I’m a big fan of “Flow” — the “mental state of operation in which the person is fully immersed in what he or she is doing, characterized by a feeling of energized focus, full involvement, and success in the process of the activity.”

One of the main ways to identify whether you’re in a flow state is if time flies. If you start on a task at 2 PM, and suddenly you look at the clock and it’s 5:30 PM already and it felt like just a minute.

I was talking the other day to a workaholic. She said, “The past five years have just flown right by.”

It got me thinking. Does the distorted time criterion indicate a flow state for large chunks of time — five years — as much as for short periods of time? I’m not so sure. Although we all process and remember time differently, my sense is people who have rich memories and specific guideposts when asked to consider the last five years probably were more immersed in life than those for whom the time “just flew by”.

5 comments on “Does the "Flow" Distorted Time Criterion Work in Large Time Chunks, Too?
  • When you talk to older people they comment on how time seems to be faster when they get older. Although this could possibly be due to having each year represent a smaller percentage of their total experience, I think it might be due to the fact that their lives are simply more routine.

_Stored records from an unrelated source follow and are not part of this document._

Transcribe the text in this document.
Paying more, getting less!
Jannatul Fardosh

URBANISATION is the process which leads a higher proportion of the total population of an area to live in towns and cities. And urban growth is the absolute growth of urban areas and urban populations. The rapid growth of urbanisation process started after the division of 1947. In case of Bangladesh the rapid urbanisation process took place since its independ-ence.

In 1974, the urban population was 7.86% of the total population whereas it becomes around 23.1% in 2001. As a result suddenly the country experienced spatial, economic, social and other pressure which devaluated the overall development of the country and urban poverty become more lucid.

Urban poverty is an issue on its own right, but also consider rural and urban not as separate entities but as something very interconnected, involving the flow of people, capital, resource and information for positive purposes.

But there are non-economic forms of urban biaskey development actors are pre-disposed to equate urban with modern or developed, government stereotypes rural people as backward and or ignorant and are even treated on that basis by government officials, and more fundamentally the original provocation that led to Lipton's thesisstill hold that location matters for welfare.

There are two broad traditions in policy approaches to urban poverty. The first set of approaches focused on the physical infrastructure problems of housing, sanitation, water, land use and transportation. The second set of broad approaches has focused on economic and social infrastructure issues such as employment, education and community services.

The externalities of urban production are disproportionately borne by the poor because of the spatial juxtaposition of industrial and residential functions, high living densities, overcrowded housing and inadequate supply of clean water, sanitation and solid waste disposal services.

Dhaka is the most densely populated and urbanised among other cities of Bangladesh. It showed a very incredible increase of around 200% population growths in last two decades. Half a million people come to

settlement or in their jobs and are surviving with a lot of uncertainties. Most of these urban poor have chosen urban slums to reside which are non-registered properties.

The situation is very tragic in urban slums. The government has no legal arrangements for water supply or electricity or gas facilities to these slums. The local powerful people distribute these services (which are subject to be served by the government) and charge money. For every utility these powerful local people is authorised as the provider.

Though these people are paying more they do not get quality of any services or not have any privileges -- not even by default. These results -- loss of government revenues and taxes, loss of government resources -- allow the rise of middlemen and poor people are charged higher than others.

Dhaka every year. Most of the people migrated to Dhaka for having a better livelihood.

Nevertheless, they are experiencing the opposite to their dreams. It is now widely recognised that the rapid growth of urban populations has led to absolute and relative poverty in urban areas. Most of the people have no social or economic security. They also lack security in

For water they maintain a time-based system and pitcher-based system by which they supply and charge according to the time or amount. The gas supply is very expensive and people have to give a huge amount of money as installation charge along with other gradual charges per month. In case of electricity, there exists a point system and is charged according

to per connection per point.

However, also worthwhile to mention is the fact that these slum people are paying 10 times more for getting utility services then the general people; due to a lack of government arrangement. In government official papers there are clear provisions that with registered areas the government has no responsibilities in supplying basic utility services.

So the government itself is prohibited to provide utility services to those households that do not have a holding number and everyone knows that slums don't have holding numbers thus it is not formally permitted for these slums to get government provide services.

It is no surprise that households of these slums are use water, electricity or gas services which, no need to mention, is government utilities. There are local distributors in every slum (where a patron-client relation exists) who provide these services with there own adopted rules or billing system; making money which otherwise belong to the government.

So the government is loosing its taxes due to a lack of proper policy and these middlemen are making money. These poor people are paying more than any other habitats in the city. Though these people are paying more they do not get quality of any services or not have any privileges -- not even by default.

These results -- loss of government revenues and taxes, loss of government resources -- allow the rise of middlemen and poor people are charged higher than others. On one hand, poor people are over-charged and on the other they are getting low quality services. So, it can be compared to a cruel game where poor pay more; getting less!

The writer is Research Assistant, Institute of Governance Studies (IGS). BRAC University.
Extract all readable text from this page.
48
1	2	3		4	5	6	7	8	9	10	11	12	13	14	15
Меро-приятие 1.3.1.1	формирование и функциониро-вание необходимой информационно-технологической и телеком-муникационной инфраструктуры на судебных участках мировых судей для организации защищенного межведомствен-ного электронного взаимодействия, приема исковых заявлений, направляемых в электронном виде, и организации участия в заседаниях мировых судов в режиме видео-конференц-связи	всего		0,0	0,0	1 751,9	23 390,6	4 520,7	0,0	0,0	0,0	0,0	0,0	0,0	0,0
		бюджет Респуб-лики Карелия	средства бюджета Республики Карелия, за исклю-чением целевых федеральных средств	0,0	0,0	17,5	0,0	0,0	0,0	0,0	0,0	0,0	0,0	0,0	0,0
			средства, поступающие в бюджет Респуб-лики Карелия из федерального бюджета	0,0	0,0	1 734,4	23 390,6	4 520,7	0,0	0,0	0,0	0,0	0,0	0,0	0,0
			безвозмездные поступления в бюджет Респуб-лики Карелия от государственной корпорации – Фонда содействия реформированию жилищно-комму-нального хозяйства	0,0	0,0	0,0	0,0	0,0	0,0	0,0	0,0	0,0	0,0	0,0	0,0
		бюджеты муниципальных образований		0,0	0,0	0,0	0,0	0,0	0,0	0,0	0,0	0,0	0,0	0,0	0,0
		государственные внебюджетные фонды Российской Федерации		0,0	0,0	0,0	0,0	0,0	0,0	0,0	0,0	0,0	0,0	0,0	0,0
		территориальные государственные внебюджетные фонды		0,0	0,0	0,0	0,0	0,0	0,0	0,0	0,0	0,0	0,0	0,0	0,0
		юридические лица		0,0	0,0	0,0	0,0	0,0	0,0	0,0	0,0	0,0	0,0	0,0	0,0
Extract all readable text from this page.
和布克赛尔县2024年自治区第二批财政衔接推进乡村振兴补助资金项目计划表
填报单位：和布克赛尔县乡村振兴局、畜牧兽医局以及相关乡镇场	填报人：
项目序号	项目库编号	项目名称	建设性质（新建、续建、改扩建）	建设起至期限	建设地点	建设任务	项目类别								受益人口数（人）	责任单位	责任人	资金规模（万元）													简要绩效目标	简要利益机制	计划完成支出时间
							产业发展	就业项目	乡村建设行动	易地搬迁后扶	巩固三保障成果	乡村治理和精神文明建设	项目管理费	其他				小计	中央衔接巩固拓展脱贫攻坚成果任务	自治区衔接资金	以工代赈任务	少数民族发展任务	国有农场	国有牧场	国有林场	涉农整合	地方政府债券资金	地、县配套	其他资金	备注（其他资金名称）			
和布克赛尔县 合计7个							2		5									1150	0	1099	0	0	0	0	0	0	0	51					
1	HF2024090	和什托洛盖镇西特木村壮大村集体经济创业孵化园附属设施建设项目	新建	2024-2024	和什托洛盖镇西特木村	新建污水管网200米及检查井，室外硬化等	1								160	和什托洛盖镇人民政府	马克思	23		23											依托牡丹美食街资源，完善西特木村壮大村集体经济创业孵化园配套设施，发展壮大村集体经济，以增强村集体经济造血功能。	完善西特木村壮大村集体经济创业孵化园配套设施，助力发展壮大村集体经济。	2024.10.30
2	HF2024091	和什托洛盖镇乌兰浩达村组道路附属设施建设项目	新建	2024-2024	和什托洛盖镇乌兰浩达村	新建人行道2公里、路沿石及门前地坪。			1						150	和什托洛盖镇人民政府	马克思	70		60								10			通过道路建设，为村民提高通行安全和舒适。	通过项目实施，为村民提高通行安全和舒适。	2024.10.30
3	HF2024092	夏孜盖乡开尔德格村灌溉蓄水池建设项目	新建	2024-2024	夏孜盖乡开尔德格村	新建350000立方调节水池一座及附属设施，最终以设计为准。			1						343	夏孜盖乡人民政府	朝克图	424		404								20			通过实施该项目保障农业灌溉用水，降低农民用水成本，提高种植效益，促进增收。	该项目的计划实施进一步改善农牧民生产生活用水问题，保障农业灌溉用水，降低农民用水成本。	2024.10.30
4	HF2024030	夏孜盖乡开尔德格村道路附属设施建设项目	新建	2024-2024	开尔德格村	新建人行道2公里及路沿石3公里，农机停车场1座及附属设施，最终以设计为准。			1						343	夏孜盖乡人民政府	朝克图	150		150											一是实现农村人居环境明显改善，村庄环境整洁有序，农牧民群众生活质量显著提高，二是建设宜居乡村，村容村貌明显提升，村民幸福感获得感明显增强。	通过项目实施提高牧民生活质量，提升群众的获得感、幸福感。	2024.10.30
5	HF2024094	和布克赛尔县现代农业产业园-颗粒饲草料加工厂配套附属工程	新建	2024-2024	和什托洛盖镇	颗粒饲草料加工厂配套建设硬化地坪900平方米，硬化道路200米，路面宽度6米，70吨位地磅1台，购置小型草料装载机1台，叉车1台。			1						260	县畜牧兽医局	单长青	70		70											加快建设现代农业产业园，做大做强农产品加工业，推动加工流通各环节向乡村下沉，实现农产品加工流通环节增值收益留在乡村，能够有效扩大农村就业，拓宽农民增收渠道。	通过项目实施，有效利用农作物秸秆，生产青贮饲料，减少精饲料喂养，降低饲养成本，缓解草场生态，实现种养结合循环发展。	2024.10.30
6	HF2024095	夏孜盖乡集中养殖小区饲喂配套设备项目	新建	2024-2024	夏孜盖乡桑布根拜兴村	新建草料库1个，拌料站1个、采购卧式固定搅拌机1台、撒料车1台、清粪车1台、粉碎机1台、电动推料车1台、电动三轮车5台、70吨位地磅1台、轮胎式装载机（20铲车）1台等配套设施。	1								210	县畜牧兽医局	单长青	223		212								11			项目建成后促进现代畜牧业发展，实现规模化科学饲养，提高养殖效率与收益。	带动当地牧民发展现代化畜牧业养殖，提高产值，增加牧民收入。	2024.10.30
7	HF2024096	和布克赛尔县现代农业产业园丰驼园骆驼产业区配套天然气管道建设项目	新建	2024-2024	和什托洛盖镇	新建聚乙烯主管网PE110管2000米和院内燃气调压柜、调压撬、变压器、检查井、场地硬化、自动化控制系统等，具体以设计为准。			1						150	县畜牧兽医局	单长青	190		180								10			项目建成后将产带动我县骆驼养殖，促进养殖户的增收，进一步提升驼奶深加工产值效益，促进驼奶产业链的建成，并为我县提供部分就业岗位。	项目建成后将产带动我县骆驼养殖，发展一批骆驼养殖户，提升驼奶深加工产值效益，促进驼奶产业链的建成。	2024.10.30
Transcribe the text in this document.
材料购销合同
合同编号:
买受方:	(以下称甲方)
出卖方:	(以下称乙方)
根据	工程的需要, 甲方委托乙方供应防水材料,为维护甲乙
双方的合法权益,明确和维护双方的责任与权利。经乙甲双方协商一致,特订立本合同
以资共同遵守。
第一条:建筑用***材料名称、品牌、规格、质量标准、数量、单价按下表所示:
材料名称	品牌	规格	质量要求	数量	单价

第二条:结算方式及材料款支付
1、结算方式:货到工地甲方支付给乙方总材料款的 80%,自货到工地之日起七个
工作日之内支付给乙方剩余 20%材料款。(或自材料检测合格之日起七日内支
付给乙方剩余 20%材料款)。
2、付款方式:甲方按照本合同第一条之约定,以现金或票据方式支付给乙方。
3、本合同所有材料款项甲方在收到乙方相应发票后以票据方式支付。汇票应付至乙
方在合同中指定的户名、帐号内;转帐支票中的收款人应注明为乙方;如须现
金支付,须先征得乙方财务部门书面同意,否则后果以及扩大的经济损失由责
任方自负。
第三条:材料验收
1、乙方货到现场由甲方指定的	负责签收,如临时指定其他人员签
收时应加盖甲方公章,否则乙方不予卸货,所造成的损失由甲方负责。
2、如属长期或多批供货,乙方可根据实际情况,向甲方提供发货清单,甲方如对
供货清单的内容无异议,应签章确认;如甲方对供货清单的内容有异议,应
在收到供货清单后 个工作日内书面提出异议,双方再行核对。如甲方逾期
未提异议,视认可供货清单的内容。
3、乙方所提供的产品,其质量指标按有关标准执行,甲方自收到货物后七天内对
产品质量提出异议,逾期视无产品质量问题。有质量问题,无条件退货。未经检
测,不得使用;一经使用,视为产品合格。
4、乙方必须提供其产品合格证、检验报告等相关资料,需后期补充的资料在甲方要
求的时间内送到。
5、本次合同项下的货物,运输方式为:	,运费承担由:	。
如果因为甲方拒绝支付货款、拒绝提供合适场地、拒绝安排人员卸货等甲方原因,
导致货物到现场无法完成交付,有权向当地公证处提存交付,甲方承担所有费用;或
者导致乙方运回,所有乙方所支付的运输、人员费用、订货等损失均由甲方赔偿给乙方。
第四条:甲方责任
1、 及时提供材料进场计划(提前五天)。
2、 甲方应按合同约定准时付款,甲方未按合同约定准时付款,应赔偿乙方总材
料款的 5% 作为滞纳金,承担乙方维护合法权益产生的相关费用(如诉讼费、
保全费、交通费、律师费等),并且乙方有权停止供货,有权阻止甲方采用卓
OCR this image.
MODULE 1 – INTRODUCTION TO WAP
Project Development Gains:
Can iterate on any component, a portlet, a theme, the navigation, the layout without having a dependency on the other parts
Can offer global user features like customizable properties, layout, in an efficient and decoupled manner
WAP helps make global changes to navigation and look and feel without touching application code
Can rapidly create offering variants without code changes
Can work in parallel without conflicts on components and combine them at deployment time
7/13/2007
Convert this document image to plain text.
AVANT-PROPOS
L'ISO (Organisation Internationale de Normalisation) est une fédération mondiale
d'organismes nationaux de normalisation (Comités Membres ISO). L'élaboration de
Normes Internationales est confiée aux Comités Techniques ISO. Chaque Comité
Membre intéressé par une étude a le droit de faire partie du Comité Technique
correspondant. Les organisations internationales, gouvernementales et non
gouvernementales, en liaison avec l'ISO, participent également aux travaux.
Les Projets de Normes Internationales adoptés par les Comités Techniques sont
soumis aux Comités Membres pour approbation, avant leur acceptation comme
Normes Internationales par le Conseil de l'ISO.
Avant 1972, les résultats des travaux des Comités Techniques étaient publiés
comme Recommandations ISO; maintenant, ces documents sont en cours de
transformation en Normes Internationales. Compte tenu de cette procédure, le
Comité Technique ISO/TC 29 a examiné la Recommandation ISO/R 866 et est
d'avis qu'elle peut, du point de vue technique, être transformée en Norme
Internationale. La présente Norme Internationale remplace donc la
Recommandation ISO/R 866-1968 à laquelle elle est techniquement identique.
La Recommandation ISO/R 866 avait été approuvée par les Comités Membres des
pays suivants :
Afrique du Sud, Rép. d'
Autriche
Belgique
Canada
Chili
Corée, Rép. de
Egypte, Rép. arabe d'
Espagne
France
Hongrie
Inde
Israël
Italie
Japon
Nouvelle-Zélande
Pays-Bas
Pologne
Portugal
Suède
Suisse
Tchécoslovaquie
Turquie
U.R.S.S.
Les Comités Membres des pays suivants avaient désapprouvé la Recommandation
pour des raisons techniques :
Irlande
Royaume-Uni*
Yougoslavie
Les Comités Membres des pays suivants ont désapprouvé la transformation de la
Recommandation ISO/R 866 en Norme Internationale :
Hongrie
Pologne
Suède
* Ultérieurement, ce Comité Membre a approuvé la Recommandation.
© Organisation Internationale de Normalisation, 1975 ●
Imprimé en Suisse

    Memories don’t seem to be indicative of time, but of the intensity and newness of each experience. Routine activities are blurred over and new or emotionally involved experiences stick.

    Great post, Ben.

  • I believe that flow works in the opposite way when it comes to big time chunks–the more flow you experience, the more you accomplish, the more time seems to have passed when you look back.

    Saying, “The past five years have flown by,” probably indicates a lack of flow.

  • Insightful point. I can’t even imagine 5 years simply “flying by.” 5 years ago, I was 13 and I knew nothing. Now I’m 18 and at least I know that I know nothing.

    Then again, maybe by saying that the past 5 years had flown by, she was implying that so much had happened in that time that she could not even begin to explain it all. It is better to not be able to explain the last five years in a paragraph than to be able to, right?